It seems that Bob McDonnell doesn’t see the need for a referendum on the issue of privatizing the state’s ABC stores. Most other decisions about state control of alcohol sales have been put to referendum, but he thinks his plan should be different. Why? Is McDonnell afraid that the voters won’t agree to his scheme to give away a large revenue source? Does he think he is somehow above putting radical changes in state policy to referendum? Maybe he agrees with George Bush, who once declared that a dictatorship is better…if he is the dictator. (We all saw how that turned out.)
He told the Washington Post, “If the General Assembly insisted on a referendum then it’s something certainly I’d consider.” Excuse me, but if the legislature insists on a referendum, it’s not up to McDonnell to “consider” it. It will be done, unless he wants to veto any chance of privatizing alcohol sales by refusing to sign a bill containing a referendum.
In the next sentence of his remarks to the Post McDonnell assured us that he wants “to make sure that we have money dropping in the bottom line on all our government reform issues as fast as possible.” Now, I don’t think I can adequately intepret that Palin-esque statement. Does he mean he wants the bottom line of the budget to “drop,” i.e., show lower revenue and expenditures? Or, is he saying he wants to assure that the money from ABC sales isn’t lost to the “bottom line.” Hard to say, huh?
Since ABC profits amounted to $112 million of the $322 million returned by ABC stores to the General Fund last year, Mac and his acolytes must be counting on a whopping price tag for those licenses to sell spirits. After all, he did say that, magically, he won’t change the money the state gets from those sales, money that supports education, law enforcement, social programs, etc. The last time we got a “promise” of that sort was the lie Jim Gilmore told us about the cost to the state of that “no car tax” we still pay every year. I don’t know about you, but I simply don’t trust any Republican promise that when they take away revenue for government, there will, miraculously, be no loss in revenue. GOPers might think that they can work that sort of fiscal hocus pocus, but I’ve lived long enough to see how miserably they fail at handling things like money and budgets.
That $112 million in profits from 332 stores is about $340,000 per store. (Of course, as is true with all other forms of state revenue, northern Virginia and Hampton Roads provide the bulk of profit from the stores.)
I cannot conceive of any Republican-initiated scheme that would tax profits from those new wholesale and retail liquor establishments or increase taxes on liquor (Haven’t they all sworn in blood not to raise any taxes, ever?) So, annual licensing would have to bring in that $112 million.
I checked again the cost of licenses under McDonnell’s four proposals: With 300 licenses, each would have to cost about $373,000 annually. With 800 licenses, the cost drops to about $140,000 each per year. If every existing beer and wine license also included the sale of liquor – 3,000 of them – the license cost drops to $37,300.
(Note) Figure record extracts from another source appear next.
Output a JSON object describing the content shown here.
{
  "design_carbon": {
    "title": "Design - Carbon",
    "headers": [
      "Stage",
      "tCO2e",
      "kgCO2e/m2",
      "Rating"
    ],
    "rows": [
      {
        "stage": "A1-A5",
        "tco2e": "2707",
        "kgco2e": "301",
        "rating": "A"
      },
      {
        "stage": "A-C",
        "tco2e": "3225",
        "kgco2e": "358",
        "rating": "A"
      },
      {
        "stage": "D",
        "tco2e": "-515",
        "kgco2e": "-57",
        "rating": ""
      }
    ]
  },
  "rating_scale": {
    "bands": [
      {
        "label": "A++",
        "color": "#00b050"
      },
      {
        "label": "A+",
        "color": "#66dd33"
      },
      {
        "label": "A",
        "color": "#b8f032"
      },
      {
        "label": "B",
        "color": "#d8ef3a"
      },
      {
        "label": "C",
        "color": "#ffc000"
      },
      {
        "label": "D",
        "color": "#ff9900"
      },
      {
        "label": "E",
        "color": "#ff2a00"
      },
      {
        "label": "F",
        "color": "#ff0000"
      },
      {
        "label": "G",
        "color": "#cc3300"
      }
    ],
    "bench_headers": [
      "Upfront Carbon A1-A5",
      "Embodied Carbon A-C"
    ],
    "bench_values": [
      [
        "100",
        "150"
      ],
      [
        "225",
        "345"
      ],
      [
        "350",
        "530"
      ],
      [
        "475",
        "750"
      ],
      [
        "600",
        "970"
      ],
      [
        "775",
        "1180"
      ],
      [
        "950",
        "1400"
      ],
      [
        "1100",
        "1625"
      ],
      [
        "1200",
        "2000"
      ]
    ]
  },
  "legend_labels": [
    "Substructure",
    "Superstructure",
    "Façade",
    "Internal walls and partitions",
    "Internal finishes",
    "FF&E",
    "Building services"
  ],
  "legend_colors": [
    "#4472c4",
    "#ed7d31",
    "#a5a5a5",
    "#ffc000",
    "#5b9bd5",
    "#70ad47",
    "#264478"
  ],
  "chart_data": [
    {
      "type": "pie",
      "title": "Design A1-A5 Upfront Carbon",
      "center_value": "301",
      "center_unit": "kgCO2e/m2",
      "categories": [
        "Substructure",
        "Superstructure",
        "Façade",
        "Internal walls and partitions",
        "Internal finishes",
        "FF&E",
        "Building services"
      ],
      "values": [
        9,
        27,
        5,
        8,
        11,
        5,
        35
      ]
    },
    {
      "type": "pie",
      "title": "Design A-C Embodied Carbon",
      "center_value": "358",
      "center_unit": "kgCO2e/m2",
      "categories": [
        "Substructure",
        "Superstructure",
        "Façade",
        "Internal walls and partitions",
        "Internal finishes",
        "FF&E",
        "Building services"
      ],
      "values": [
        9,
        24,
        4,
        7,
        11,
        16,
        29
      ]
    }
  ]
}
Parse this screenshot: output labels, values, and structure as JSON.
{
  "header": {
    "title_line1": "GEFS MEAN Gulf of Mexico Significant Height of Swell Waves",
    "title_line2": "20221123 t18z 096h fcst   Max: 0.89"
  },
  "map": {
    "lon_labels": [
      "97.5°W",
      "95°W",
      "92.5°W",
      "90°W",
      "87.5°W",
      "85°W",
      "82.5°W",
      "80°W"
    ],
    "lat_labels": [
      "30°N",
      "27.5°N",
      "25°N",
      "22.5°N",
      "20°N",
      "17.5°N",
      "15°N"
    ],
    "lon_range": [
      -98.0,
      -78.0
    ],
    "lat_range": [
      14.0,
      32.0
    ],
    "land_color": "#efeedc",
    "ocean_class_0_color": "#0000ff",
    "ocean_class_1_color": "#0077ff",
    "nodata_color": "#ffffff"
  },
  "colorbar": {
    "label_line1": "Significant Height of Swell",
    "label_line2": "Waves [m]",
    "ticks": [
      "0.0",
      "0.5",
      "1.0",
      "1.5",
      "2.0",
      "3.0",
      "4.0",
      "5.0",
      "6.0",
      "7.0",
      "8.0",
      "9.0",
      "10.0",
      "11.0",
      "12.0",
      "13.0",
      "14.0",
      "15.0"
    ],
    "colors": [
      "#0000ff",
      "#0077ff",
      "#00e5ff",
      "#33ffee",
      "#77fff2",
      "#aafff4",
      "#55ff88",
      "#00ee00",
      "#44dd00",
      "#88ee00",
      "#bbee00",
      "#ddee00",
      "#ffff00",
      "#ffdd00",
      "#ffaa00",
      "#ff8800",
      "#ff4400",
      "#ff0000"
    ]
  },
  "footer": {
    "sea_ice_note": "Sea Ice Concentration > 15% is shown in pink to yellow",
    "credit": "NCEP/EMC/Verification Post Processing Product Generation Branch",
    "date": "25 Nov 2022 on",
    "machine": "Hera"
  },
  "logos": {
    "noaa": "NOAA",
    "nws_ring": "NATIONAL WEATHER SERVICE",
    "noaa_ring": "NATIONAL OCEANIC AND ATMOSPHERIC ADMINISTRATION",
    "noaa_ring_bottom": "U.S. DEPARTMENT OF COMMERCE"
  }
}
If people in retail have to pay that kind of money for a license, where are their profits going to come from? It will be from lots more volume. Lots more. Plus, their employees will likely be paid Walmart wages and benefits, i.e., slightly above minimum wage with no retirement benefits. Before too long, I know what we will have. Mom and Pop liquor stores – including those licenses for women and minority businesses -will be pushed out, and ultimately an oligopoly of a few wholesale and retail players will collude on prices and purchase “access” to legislators with campaign contributions.
If McDonnell actually wanted to protect the General Fund, he would propose some alternative tax or revenue source to guarantee continuation of the amount the state was deriving from ABC store profits. That won’t happen.
Twice before, governors and the legislature have looked at the sale of the ABC stores. Both times, no one could find a way to assure the General Fund wouldn’t take a huge hit. Does Bob McDonnell actually think he can change basic arithmetic, or is he lying, just like Gilmore did?